Deborah Swanson python at deborahswanson.net
Wed Apr 12 20:04:30 EDT 2017


Deborah Swanson wrote, on Wednesday, April 12, 2017 4:29 PM
> 
> Peter Otten wrote, on Wednesday, April 12, 2017 3:15 PM
> > 
> > >> Indeed you cannot change the namedtuple's attributes. Like the
> > >> "normal" tuple it is designed to be immutable. If you want
changes in 
> > >> one list (the group) to appear in another (the original records)
you 
> > >> need a mutable data type.
> > > 
> > > Sadly, that does seem to be the correct conclusion here.
> > 
> > Think hard if you really need the original list.
> 
> It's possible you might transform the namedtuple into a 
> mutable type, and I didn't try that. But it seems like the 
> group-by defaultdict strategy would have to have a 
> significant performance edge to be worth it and you wouldn't 
> have any of the namedtuple properties to work with after the 
> transformation. I also ran into some trouble with your 
> algorithm that follows making the defaultdict, and I'm not 
> sure what value there would be in hashing through that. 
> Though I'm certainly willing to if you are.
> 
> It worked to simply stay with the original list of 
> namedtuples to begin with.
> 
> I remain grateful for your introduction to the collections 
> module. What a neat little package of tools!

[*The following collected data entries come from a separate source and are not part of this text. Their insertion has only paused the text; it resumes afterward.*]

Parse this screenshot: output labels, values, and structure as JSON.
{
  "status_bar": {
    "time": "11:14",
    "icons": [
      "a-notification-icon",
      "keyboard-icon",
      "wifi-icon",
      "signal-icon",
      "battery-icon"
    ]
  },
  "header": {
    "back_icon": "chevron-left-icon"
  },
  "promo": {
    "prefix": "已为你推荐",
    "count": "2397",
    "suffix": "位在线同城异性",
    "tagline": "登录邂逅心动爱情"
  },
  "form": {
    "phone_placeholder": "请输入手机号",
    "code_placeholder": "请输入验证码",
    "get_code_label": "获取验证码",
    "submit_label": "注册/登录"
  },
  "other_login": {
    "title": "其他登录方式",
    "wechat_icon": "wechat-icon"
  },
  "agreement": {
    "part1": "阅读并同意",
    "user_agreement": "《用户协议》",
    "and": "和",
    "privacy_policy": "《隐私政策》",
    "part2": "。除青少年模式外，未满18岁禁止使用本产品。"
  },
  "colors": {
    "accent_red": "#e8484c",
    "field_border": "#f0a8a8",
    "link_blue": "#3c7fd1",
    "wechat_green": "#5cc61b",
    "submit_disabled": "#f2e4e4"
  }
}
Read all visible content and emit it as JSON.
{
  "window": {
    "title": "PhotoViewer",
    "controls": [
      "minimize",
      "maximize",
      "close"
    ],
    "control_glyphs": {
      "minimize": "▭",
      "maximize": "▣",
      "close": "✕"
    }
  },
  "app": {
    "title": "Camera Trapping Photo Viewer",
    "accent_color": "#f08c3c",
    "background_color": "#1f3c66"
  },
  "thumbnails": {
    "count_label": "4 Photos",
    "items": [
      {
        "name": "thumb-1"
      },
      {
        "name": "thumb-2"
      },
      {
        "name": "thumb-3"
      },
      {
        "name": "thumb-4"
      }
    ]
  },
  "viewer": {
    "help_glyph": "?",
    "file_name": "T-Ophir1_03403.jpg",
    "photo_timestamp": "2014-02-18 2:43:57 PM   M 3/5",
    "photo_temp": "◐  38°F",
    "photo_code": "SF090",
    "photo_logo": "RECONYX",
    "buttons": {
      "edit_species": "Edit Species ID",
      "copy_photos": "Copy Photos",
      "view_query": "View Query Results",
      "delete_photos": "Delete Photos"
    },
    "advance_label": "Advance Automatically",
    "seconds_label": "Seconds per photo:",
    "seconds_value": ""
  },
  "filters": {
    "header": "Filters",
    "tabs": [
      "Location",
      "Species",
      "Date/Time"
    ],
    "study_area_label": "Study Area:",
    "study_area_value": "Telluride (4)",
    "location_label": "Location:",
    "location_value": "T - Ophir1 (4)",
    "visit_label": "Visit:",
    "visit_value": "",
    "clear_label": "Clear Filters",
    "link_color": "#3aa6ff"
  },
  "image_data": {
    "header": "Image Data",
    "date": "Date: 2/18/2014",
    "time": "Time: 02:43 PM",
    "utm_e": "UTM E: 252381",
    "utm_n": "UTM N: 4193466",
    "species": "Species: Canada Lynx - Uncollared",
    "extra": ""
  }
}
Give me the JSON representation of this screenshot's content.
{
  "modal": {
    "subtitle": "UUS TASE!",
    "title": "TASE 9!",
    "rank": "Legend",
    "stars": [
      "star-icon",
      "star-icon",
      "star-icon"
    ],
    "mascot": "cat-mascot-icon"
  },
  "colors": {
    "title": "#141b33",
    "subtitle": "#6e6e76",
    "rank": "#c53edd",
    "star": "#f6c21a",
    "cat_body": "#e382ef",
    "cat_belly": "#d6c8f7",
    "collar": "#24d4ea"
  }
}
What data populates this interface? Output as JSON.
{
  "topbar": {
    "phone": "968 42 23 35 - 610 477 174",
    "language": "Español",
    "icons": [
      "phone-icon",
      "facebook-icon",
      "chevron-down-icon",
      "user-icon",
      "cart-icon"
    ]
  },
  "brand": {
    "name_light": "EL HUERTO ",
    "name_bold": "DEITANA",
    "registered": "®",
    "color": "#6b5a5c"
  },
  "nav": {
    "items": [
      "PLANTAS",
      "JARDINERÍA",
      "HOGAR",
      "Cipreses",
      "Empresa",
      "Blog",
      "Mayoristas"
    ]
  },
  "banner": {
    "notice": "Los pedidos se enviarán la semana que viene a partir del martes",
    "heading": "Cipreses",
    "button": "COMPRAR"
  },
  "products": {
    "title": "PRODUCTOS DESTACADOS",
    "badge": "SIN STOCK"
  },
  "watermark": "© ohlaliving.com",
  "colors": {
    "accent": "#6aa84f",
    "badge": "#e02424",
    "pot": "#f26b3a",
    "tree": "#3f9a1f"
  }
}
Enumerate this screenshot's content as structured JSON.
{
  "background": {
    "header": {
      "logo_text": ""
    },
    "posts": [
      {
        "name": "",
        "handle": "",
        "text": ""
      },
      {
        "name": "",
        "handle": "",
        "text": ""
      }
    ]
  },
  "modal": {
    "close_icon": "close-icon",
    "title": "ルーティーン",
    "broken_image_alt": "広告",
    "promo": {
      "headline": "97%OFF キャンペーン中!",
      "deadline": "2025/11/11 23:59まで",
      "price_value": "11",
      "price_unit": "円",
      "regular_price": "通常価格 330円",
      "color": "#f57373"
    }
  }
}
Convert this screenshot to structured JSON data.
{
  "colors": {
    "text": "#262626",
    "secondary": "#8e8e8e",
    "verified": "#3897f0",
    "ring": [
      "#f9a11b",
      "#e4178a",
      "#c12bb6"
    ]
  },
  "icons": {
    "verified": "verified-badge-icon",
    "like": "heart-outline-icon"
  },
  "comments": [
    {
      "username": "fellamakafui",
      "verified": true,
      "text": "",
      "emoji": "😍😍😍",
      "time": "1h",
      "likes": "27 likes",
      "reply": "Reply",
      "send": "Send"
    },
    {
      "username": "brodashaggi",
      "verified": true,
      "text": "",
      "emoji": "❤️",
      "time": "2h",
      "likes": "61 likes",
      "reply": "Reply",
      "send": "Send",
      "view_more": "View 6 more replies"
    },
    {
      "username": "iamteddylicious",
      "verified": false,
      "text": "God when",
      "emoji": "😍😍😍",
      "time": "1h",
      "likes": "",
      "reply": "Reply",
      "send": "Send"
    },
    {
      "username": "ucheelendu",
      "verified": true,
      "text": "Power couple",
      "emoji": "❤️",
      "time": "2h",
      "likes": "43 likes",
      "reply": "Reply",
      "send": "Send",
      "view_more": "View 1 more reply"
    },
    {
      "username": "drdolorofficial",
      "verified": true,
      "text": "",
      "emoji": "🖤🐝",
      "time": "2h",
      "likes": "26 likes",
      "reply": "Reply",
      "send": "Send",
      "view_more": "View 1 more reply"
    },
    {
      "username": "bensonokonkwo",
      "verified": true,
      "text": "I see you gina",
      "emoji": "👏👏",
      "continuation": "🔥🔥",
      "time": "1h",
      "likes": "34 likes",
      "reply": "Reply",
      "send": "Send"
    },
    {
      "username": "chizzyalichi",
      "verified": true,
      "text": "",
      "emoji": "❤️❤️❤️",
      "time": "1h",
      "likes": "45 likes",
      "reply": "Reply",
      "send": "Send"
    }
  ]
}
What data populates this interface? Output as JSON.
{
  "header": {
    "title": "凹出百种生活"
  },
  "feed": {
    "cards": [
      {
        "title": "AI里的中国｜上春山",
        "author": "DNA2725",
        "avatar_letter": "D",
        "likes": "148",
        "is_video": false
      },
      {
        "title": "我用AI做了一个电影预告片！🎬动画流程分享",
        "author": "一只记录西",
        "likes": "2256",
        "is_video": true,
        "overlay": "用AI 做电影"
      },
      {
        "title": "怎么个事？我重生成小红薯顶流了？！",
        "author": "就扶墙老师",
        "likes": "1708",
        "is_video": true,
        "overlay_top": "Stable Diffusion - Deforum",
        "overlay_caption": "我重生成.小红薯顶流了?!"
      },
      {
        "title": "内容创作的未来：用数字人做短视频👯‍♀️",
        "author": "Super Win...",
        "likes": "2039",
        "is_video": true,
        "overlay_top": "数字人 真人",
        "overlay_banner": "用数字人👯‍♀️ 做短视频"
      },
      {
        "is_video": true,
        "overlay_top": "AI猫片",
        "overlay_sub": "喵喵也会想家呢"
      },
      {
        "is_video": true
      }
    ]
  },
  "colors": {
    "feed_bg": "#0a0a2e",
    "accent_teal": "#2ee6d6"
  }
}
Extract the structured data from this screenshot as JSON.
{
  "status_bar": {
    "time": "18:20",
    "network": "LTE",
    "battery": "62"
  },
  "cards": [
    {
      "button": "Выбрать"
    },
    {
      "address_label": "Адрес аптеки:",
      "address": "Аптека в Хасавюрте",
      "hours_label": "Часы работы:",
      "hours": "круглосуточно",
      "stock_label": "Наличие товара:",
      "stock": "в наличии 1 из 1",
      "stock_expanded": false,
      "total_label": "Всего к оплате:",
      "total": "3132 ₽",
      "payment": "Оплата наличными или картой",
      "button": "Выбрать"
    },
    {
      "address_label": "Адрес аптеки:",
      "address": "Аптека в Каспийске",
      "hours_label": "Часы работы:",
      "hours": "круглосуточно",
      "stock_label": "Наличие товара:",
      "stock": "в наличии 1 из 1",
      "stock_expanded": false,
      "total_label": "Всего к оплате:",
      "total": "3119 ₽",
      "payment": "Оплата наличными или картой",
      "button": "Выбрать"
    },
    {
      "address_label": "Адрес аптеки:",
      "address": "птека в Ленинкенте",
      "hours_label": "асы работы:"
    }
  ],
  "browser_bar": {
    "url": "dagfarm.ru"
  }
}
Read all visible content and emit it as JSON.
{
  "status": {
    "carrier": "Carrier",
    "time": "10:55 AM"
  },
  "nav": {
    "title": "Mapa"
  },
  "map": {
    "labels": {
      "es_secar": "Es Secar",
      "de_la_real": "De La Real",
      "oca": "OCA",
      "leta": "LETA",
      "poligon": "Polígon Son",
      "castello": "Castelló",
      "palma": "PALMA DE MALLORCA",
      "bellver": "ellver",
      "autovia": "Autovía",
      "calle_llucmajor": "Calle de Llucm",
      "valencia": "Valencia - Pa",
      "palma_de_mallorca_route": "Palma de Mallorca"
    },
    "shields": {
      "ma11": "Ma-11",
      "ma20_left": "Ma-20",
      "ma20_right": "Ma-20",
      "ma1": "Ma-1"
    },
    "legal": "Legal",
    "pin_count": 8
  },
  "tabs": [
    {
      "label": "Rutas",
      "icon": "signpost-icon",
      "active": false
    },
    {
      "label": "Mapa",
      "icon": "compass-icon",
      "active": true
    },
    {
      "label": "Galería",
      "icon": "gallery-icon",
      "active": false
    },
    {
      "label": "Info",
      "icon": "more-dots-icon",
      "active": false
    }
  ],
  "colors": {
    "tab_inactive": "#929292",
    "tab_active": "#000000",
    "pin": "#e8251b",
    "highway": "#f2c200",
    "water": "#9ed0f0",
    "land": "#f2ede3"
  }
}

I know it's quick for this double-take, but it occurs to me that
transforming to a mutable type isn't a performance evaluation at all.
Filling in missing values is the last step before outputting the
processed list, so it might not be necessary to work with namedtuples at
that point.

The algorithm to fill in the missing values for each group (which would
no longer be namedtuples) in the defaultdict is something I'm back at
the drawing board for. But it shouldn't be too hard. Haha, we'll see!